Et si ce nouveau modèle doit être inventé il faut avant tout permettre aux entreprises de surmonter la crise de l’énergie, alors que le surcoût généré peut parfois être trois à cinq fois supérieur au résultat net de certaines d’entre elles. Une situation qui constitue un « mur infranchissable, dans le sens où en l’état actuel des choses, la situation conduira à l’arrêt de nos unités de production », prévient-il. Pour l’éviter, la Coopération agricole demande donc la révision rapide des critères d’éligibilité –décidés au niveau européen- pour la prise en charge de la facture énergétique, car aujourd'hui, sur les 3 milliards d’euros de cette enveloppe, seuls 50 M€ ont été dépensés.

« Il faut nous aider aussi sur le coût même de l’énergie », insiste Dominique Chargé, qui demande un bouclier énergétique, et la possibilité de répercuter le coût vers les clients. Pour le président de la Coopération agricole, il est également nécessaire de découpler l’indexation du prix du gaz et de l’électricité. Sans aide supplémentaire, les entreprises devront réaliser des arbitrages, arrêter des lignes de production, et probablement supprimer des références, prévient le président de la Coopération agricole.

En parallèle, la question de la disponibilité de l’énergie constitue également un sujet d’inquiétude. « Les coopératives, nous avons la charge de 70 % de la production agricole française, que nous devons collecter et stabiliser. Si on interrompt les chaines, on aura du gaspillage de matière agricole », explique Dominique Chargé qui demande une reconnaissance de ces métiers comme répondant à l’intérêt général, et préserver le secteur des rationnements d’énergie.

Un pacte de souveraineté alimentaire entre les acteurs de la filière

Face à cette situation inédite, mais amenée à se reproduire, la Coopération agricole demande également une adaptation des relations commerciales et surtout, une responsabilité collective des acteurs. « Je ne demande à personne de faire du caritatif.

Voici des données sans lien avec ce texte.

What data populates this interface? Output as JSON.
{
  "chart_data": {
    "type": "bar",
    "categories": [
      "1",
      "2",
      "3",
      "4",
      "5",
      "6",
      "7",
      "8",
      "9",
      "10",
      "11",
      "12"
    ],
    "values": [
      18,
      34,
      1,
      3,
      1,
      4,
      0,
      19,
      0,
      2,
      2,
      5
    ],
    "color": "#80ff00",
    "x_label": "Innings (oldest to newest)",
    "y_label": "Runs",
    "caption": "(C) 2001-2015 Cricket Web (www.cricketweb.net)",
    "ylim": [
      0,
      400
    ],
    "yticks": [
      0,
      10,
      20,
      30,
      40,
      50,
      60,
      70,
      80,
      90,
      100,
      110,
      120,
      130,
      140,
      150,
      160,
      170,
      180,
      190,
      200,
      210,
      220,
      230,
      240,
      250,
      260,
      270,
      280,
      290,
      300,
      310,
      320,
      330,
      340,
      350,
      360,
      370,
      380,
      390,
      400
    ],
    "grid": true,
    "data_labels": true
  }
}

C’est d’abord un problème de comportement des acteurs et de prise de conscience des enjeux », insiste Dominique Chargé. Dans ce contexte, la Coopération agricole demande une plus grande réactivité sur les rediscussions de tarifs, la mise en place d’un moratoire sur les pénalités logistiques, et la prise en compte des matières premières industrielles dans l’évolution des prix des produits alimentaires, aux moyens d’indicateurs sur les divers postes de coût.

Plus globalement, la Coopération agricole défend la mise en place d’un « pacte de souveraineté alimentaire entre les acteurs de la filière », en complément de la loi d’orientation agricole qui sera davantage ciblée sur l’installation. Ce pacte devra être bâti autour de quatre piliers, détaille ainsi Dominique Chargé : l’orientation, l’organisation, la planification, et la rémunération.